My experiences from this weekend has led me to lose most of my barely existent hope in the fundamental normalness of the opposite sex...
Dear Shortie aka Hipster aka I've written about you before,
1) Red handkerchief thing makes you look like a cowboy. A hipster cowboy. You look ridiculous
2) Asking me to tell you 3 interesting things about myself is not a pick up line.
3) Nor is "I recently saw a movie that was really deep and meaningful. It was called Toy Story."
4) Sticking your tongue down my throat is completely uncalled for, disgusting, and not a way to win my heart. Ever.
5) Please never speak to me again.
Dear Grabber,
1) Hanging onto my elbow as I take a break from the dance floor is not a good way to get my attention.
2) Not letting go when I deliberately refuse to turn and look at you and start making conversation with my friends is really not okay.
3) The fact that I walked away without ever looking at you and grabbing the first guy friend I see to dance with is an indication that I'm not interested.

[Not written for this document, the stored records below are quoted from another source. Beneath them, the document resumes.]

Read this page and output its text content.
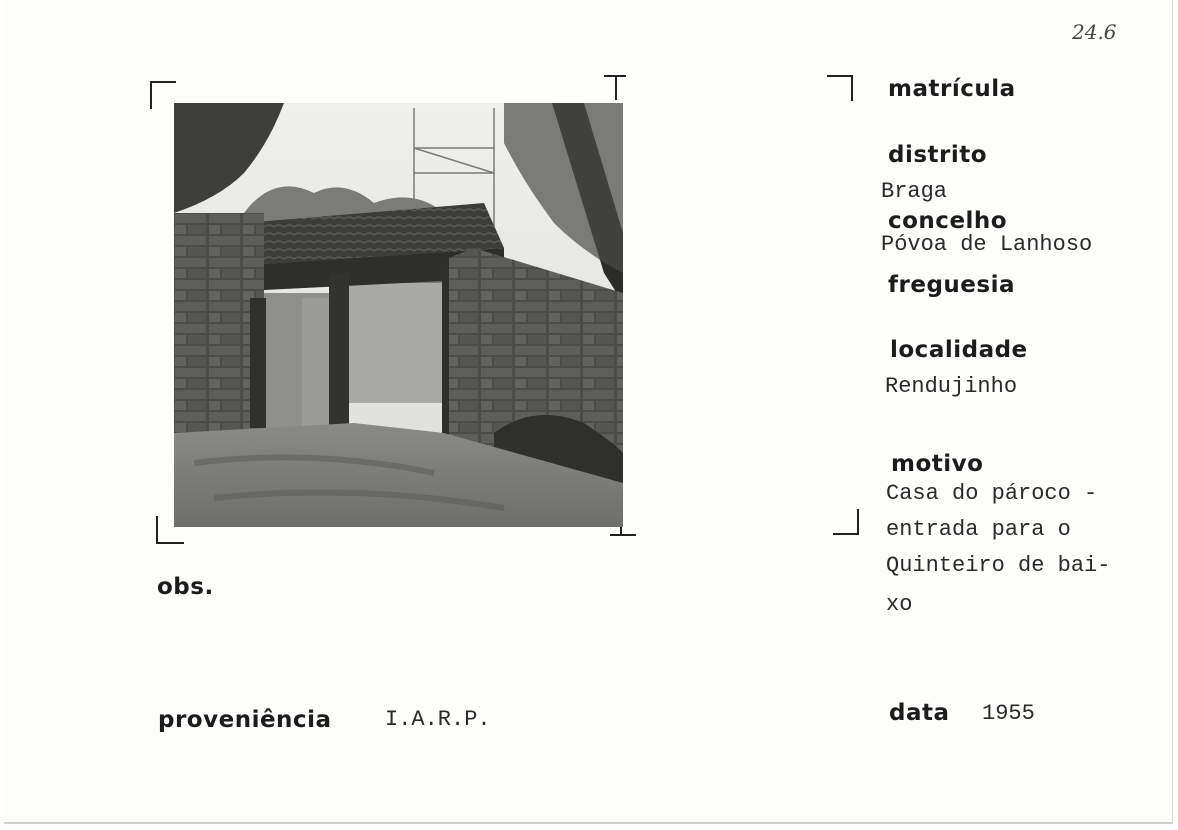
24.6
matrícula
distrito
Braga
concelho
Póvoa de Lanhoso
freguesia
localidade
Rendujinho
motivo
Casa do pároco -
entrada para o
Quinteiro de bai-
xo
obs.
proveniência I.A.R.P.	data 1955
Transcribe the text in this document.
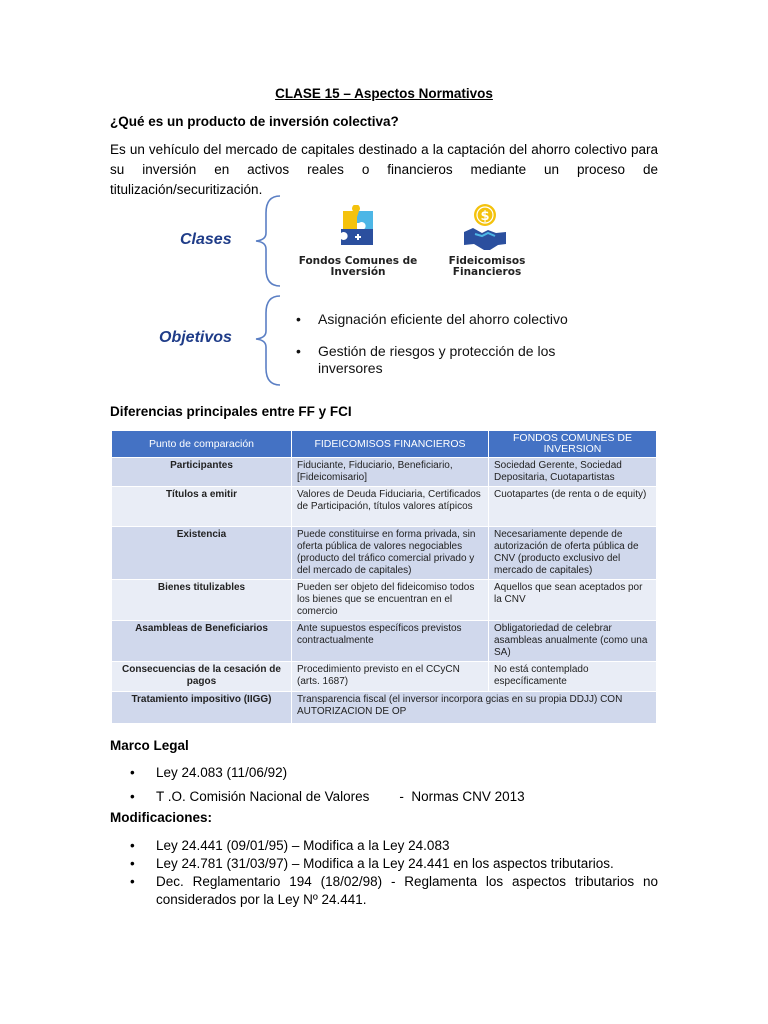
CLASE 15 – Aspectos Normativos
¿Qué es un producto de inversión colectiva?
Es un vehículo del mercado de capitales destinado a la captación del ahorro colectivo para su inversión en activos reales o financieros mediante un proceso de titulización/securitización.
Clases
Objetivos
Fondos Comunes de
Inversión
$
Fideicomisos
Financieros
• Asignación eficiente del ahorro colectivo
• Gestión de riesgos y protección de los
inversores
Diferencias principales entre FF y FCI
Punto de comparación	FIDEICOMISOS FINANCIEROS	FONDOS COMUNES DE INVERSION
Participantes	Fiduciante, Fiduciario, Beneficiario, [Fideicomisario]	Sociedad Gerente, Sociedad Depositaria, Cuotapartistas
Títulos a emitir	Valores de Deuda Fiduciaria, Certificados de Participación, títulos valores atípicos	Cuotapartes (de renta o de equity)
Existencia	Puede constituirse en forma privada, sin oferta pública de valores negociables (producto del tráfico comercial privado y del mercado de capitales)	Necesariamente depende de autorización de oferta pública de CNV (producto exclusivo del mercado de capitales)
Bienes titulizables	Pueden ser objeto del fideicomiso todos los bienes que se encuentran en el comercio	Aquellos que sean aceptados por la CNV
Asambleas de Beneficiarios	Ante supuestos específicos previstos contractualmente	Obligatoriedad de celebrar asambleas anualmente (como una SA)
Consecuencias de la cesación de pagos	Procedimiento previsto en el CCyCN (arts. 1687)	No está contemplado específicamente
Tratamiento impositivo (IIGG)	Transparencia fiscal (el inversor incorpora gcias en su propia DDJJ) CON AUTORIZACION DE OP	
Marco Legal
• Ley 24.083 (11/06/92)
• T .O. Comisión Nacional de Valores        -  Normas CNV 2013
Modificaciones:
• Ley 24.441 (09/01/95) – Modifica a la Ley 24.083
• Ley 24.781 (31/03/97) – Modifica a la Ley 24.441 en los aspectos tributarios.
• Dec. Reglamentario 194 (18/02/98) - Reglamenta los aspectos tributarios no considerados por la Ley Nº 24.441.
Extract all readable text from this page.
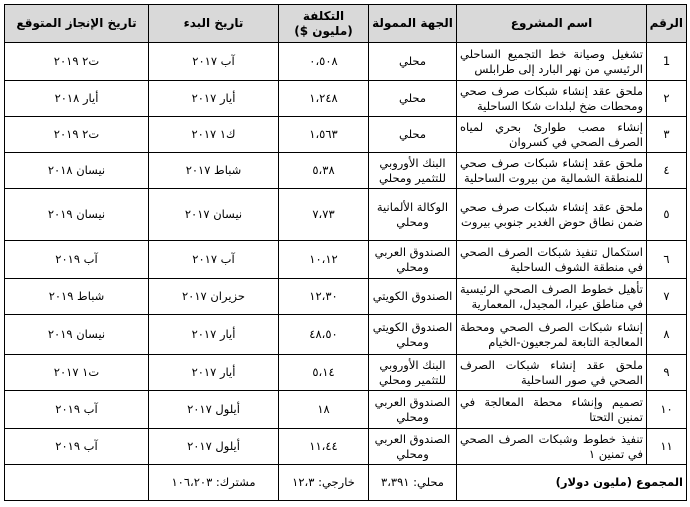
الرقم	اسم المشروع	الجهة الممولة	التكلفة (مليون $)	تاريخ البدء	تاريخ الإنجاز المتوقع
1	تشغيل وصيانة خط التجميع الساحلي الرئيسي من نهر البارد إلى طرابلس	محلي	٠،٥٠٨	آب ٢٠١٧	ت٢ ٢٠١٩
٢	ملحق عقد إنشاء شبكات صرف صحي ومحطات ضخ لبلدات شكا الساحلية	محلي	١،٢٤٨	أيار ٢٠١٧	أيار ٢٠١٨
٣	إنشاء مصب طوارئ بحري لمياه الصرف الصحي في كسروان	محلي	١،٥٦٣	ك١ ٢٠١٧	ت٢ ٢٠١٩
٤	ملحق عقد إنشاء شبكات صرف صحي للمنطقة الشمالية من بيروت الساحلية	البنك الأوروبي للتثمير ومحلي	٥،٣٨	شباط ٢٠١٧	نيسان ٢٠١٨
٥	ملحق عقد إنشاء شبكات صرف صحي ضمن نطاق حوض الغدير جنوبي بيروت	الوكالة الألمانية ومحلي	٧،٧٣	نيسان ٢٠١٧	نيسان ٢٠١٩
٦	استكمال تنفيذ شبكات الصرف الصحي في منطقة الشوف الساحلية	الصندوق العربي ومحلي	١٠،١٢	آب ٢٠١٧	آب ٢٠١٩
٧	تأهيل خطوط الصرف الصحي الرئيسية في مناطق عيرا، المجيدل، المعمارية	الصندوق الكويتي	١٢،٣٠	حزيران ٢٠١٧	شباط ٢٠١٩
٨	إنشاء شبكات الصرف الصحي ومحطة المعالجة التابعة لمرجعيون-الخيام	الصندوق الكويتي ومحلي	٤٨،٥٠	أيار ٢٠١٧	نيسان ٢٠١٩
٩	ملحق عقد إنشاء شبكات الصرف الصحي في صور الساحلية	البنك الأوروبي للتثمير ومحلي	٥،١٤	أيار ٢٠١٧	ت١ ٢٠١٧
١٠	تصميم وإنشاء محطة المعالجة في تمنين التحتا	الصندوق العربي ومحلي	١٨	أيلول ٢٠١٧	آب ٢٠١٩
١١	تنفيذ خطوط وشبكات الصرف الصحي في تمنين ١	الصندوق العربي ومحلي	١١،٤٤	أيلول ٢٠١٧	آب ٢٠١٩
المجموع (مليون دولار)		محلي: ٣،٣٩١	خارجي: ١٢،٣	مشترك: ١٠٦،٢٠٣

Stop staring.
There has to be a rule for texting. I'm sure of it. A school people need to be sent to where they learn how to text new friends appropriately. Where they learn what is okay and not okay to say to people they are interested in. If we're friends and we text crazy things, that's one thing. Texting me if you barely know me at all should be kept to appropriate, friendly, neutral, normal things.
And again, may I reiterate, grabbing a girl, sticking your tongue down her throat, and telling her you may never get this chance again when she has not flirted with you is NOT OKAY.
My theme song is Telephone.
PS Saw the singer JoJo on Saturday night. Who knew she was still singing? Not I.
PPS There may have been pole dancing on Friday night- I did not partake in that one. BUT I may have been ridiculous enough to have danced on a runway Saturday night.